Jamaican sprinters Asafa Powell and Sherone Simpson tested positive for the banned stimulant oxilofrine at the Jamaican championships in June. Samuel Kubani/AFP/Getty Images
The criminal doping investigation into former 100-metre world record-holder Asafa Powell, Jamaica teammate Sherone Simpson and their trainer has been delayed by bureaucratic problems but will go ahead.
Udine prosecutor Andrea Gondolo told The Associated Press on Tuesday that his office has been unable to contact the athletes to ask whether they want to observe the testing of substances sequestered during a police raid in July on their training base in northern Italy.
The athletes can observe the testing themselves or designate a lawyer to do so.

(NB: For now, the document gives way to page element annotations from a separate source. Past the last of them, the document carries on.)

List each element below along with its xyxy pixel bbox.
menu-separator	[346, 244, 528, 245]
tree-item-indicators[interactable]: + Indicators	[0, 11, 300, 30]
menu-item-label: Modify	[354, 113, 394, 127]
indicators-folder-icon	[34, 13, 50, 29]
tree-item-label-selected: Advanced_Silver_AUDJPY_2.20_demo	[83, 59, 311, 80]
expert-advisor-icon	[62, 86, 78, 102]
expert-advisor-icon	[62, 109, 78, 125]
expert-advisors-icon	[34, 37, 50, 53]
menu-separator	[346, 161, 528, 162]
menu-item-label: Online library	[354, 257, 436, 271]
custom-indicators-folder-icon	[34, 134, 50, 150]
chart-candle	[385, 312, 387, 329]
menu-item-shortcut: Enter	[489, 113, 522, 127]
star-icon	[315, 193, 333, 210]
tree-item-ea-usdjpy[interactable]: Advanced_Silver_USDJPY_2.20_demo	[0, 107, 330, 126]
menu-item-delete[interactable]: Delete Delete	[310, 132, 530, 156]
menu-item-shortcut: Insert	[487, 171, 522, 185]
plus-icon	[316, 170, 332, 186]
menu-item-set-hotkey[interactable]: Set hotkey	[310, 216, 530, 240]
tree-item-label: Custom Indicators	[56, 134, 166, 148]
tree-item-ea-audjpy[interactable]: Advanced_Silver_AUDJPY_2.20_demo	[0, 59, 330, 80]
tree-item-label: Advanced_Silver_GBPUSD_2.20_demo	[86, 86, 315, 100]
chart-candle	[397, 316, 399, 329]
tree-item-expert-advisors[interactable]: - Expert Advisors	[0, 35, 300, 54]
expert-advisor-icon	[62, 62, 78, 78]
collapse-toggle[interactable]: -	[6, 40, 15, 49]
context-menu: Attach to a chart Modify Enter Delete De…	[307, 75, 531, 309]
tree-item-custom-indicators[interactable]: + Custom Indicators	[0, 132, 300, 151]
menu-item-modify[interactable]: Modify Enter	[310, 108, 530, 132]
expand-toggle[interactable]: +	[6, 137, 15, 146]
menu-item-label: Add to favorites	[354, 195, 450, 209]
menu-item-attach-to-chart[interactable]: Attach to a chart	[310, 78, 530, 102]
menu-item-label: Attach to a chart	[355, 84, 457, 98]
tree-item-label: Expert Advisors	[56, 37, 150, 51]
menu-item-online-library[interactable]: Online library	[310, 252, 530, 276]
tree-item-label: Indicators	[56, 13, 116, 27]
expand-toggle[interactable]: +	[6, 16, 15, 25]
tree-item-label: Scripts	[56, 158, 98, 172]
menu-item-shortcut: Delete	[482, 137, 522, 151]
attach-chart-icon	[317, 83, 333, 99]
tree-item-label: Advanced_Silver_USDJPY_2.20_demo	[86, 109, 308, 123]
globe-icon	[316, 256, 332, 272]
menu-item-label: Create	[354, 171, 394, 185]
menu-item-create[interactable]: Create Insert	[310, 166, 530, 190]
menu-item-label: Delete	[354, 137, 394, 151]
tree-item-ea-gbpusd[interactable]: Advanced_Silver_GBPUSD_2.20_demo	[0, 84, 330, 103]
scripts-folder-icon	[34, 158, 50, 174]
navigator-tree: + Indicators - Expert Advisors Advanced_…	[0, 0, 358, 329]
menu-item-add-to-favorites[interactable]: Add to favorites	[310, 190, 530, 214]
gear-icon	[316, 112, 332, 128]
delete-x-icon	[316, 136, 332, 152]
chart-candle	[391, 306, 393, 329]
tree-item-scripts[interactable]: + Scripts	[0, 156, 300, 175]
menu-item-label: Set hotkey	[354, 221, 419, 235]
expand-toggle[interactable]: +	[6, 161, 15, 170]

They have 20 days to respond once contacted.
"The problem has been finding an address to deliver the notification to see if they want to observe the tests, because some of the tests cannot be repeated," Gondolo said. "But I think we should be able to move forward within a month."
If the athletes cannot be contacted, prosecutors could go to the Jamaica Athletics Administrative Association instead.
The Canadian trainer, Christopher Xuereb, was already contacted.
Milton Samuda, a Jamaican attorney who represents Powell and Simpson, did not respond to emails or calls seeking comment.
Following the July hotel raid in Lignano Sabbiadoro, where the Jamaicans have been training for years, the athletes and Xuereb were formally placed under criminal investigation for violating Italy's doping laws.
The raid came after it was announced that Powell and Simpson had tested positive for the banned stimulant oxilofrine at the Jamaican championships in June.
The athletes blamed Xuereb, their newly hired trainer, and said that new supplements he provided caused the positive tests. Xuereb responded by saying that he didn't give the sprinters performance-enhancing drugs and suggested he was being made a scapegoat.
Italy's doping laws include sections for use, administration of banned substances and importation of banned substances.
Administration and importation carry more severe sentences and therefore Xuereb risks harsher punishment, Gondolo said, adding that the athletes do not risk prison time.
The confiscated substances appear to be from the United States, according to the containers they were found in, Gondolo said.
Powell and Simpson also risk bans from sports authorities. They have already stopped competing and missed last month's world championships in Moscow.